T.H. Luhrmann describes meeting people who had an auditory experience of God. Were they crazy or more intensely prayerful? She speculates that prayer both guides and disciplines the imagination.
Her op-ed appeared in the NYTimes:
I was doing ethnographic field work in a quietly charismatic evangelical church in Chicago. This was the kind of church in which people sought an intimate, conversational relationship with God. It was not at all uncommon for people to talk about hearing God….
…What do we make of this? I don’t think that anthropologists can pronounce on whether God exists or not, but I am averse to the idea that God is the full explanation here. For one thing, many of these voices are mundane. A woman told me that she heard God tell her to get off the bus when she was immersed in a book and about to miss her stop. Moreover, odd auditory experiences are quite common. A questionnaire posed to 375 college students found that 71 percent reported vocal hallucinations of some kind, according to a study published in 1984 (a finding consistent with my own research). A 2000 study found that 38.7 percent of the population reported visual, auditory or other hallucinations, including out-of-body experiences.
Schizophrenia, or the radical break with reality we identify as serious mental illness, is also not an explanation. The people who reported these events simply weren’t ill in that way, and schizophrenia is not common (the prevalence among American adults is 1.1 percent in any year).
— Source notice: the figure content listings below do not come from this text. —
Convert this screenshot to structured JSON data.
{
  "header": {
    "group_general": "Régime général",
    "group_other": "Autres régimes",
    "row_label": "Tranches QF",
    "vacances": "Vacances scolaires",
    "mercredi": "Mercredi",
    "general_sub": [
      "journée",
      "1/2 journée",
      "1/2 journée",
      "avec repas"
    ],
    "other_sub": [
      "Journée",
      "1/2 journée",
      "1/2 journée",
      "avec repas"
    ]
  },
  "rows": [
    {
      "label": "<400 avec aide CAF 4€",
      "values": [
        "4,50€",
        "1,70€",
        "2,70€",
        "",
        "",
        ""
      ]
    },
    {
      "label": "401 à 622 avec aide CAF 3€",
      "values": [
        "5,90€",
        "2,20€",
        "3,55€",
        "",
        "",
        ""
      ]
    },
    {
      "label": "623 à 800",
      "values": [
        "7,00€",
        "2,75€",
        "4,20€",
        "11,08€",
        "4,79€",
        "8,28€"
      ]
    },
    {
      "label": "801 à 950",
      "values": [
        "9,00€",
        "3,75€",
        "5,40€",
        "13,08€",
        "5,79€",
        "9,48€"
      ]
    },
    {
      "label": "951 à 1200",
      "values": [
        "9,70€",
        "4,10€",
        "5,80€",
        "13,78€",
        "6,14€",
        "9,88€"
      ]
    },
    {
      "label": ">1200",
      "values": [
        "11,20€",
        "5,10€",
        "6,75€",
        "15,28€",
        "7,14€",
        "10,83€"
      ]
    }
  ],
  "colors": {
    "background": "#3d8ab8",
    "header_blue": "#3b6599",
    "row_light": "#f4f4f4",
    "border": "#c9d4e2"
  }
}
Moreover, the patterns of their voice-hearing are quite unlike the patterns we associate with schizophrenia. The voices heard by people with schizophrenia are often harsh and commanding. They go on and on — sentences, paragraphs, sometimes crowds of people screaming and yelling insults at the poor voice-hearing person throughout the day.
The unusual auditory experiences reported by congregants just weren’t like that. They were rare. Most people said they’d had one or two in their lifetime. They were brief — just a few words. They were pleasant. And they did not have that sense of command. The woman who said God instructed her to start a school — well, she hasn’t done it
She speculates about the utility of prayer from an anthropological perspective:
The more interesting lesson is what it tells us about the mind and prayer. If hearing a voice is associated with focused attention to the inner senses — hearing with the mind’s ear, seeing with the mind’s eye — it suggests that prayer (which today, the National Day of Prayer, celebrates) is a pretty powerful instrument. We often imagine prayer as a practice that affects the content of what we think about — our moral aspirations, or our contrition. It’s probably more accurate to understand prayer as a skill that changes how we use our minds.